Gitar çalan Fransız müzisyen arada sırada monotonluğu kırmak için Fransız aksanıyla Yunanca, Almanca ve İngilizce şarkılar da söylüyordu. Hepsi de o eski yılların ünlü şarkılarıydı.
Oldukça esprili olan Fransız müzisyen, son dönemdeki Yunan-Alman çekişmesine göndermeler yaparak Almanca bir şarkıyı söylemeden önce salondakilere "Şimdi korkmayın, bana kızmayın ama size güzel bir Almanca şarkı söyleyeceğim" diyerek biraz da siyasetin gülünç yönlerine değinmişti. Ardından da ünlü Amerikan New York, New York şarkısını söylemeye başladığında aklıma hemen Betigül geliverdi...

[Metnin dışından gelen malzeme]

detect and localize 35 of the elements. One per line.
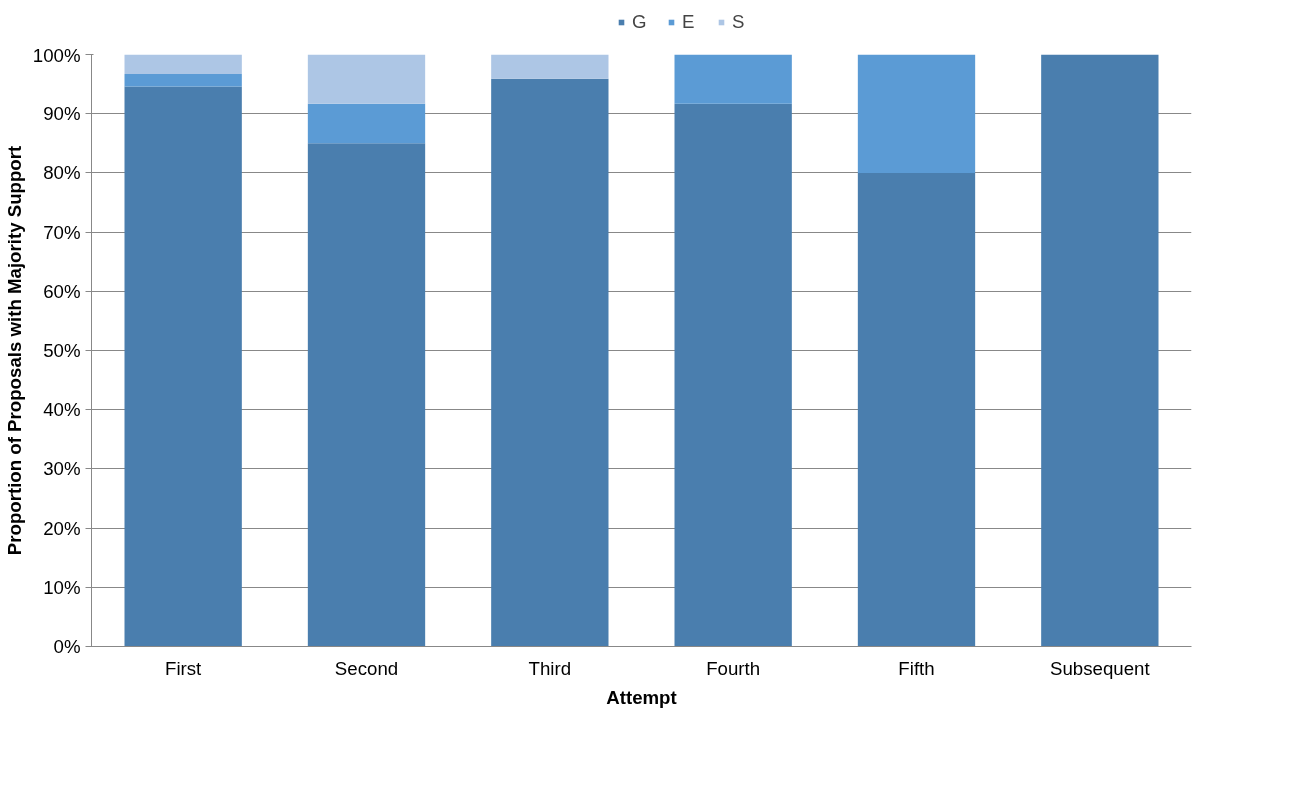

Betigül, çok sevdiğim arkadaşım işadamı Asaf Güneri'nin sevgili eşi ve bizim çok sevdiğimiz bir ablamızdı. Bu şarkıyı çok seviyordu ve her fırsatta eşi Asaf ile dans ettiğini gözümün önüne getiriyordum ki. Aniden cep telefonum çaldı. Gecenin o saatinde "Allah bilir yine neler oldu ki beni arıyorlar" diye mırıldandım. Telefondaki ses Asaf'ın sesiydi. İki yıldan bu yana bir türlü sağlığına kavuşamayan sevgili eşini kaybettiğini söylüyordu bana. Telefon az kaldı elimden düşecekti. Ne söyleyeceğimi bilemedim, öyle kala kalmıştım. Bu kadar kötü bir tesadüf olamazdı, Betigül güzeldi, gençti, çağdaştı, bonkördü, nazikti ve en önemlisi insandı.
Sahnedeki müzisyenlerle salondakiler birbirlerine lütuflarda bulunarak eğlene dursunlar beynimden vurulmuşluğum her halimden belli olmalı ki, yanımdakiler "Ne oldu kötü bir gelişme mi var, yoksa AB'den mi kovulduk" gibi şaka ile karışık sorular sormaya başladılar. Durumu anlattım ve kendimi Faust'tan dışarıya attım. O gece pek uyuyamadım.
Ertesi gün uçakla İstanbul'a geldim. Uçakta eşleriyle birlikte birkaç Yunan işadamı, armatör ve doktora rastladım. Hepsi Betigül'ün cenazesi için İstanbul'a geliyorlardı. Hepsi, gemicilikle uğraşan Güneri Ailesi'nin sevgili dostlarıydı.
Hayatın çok garip ve sürprizlerle dolu olduğunu hep duyarız, başkalarından dinleriz. Ama başımıza gelmeden bunun ne anlama geldiğini pek anlamayız. Demek ki Betigül'ü bu fani dünyadan New York New York şarkısıyla ruhen uğurlamak bana düşüyormuş.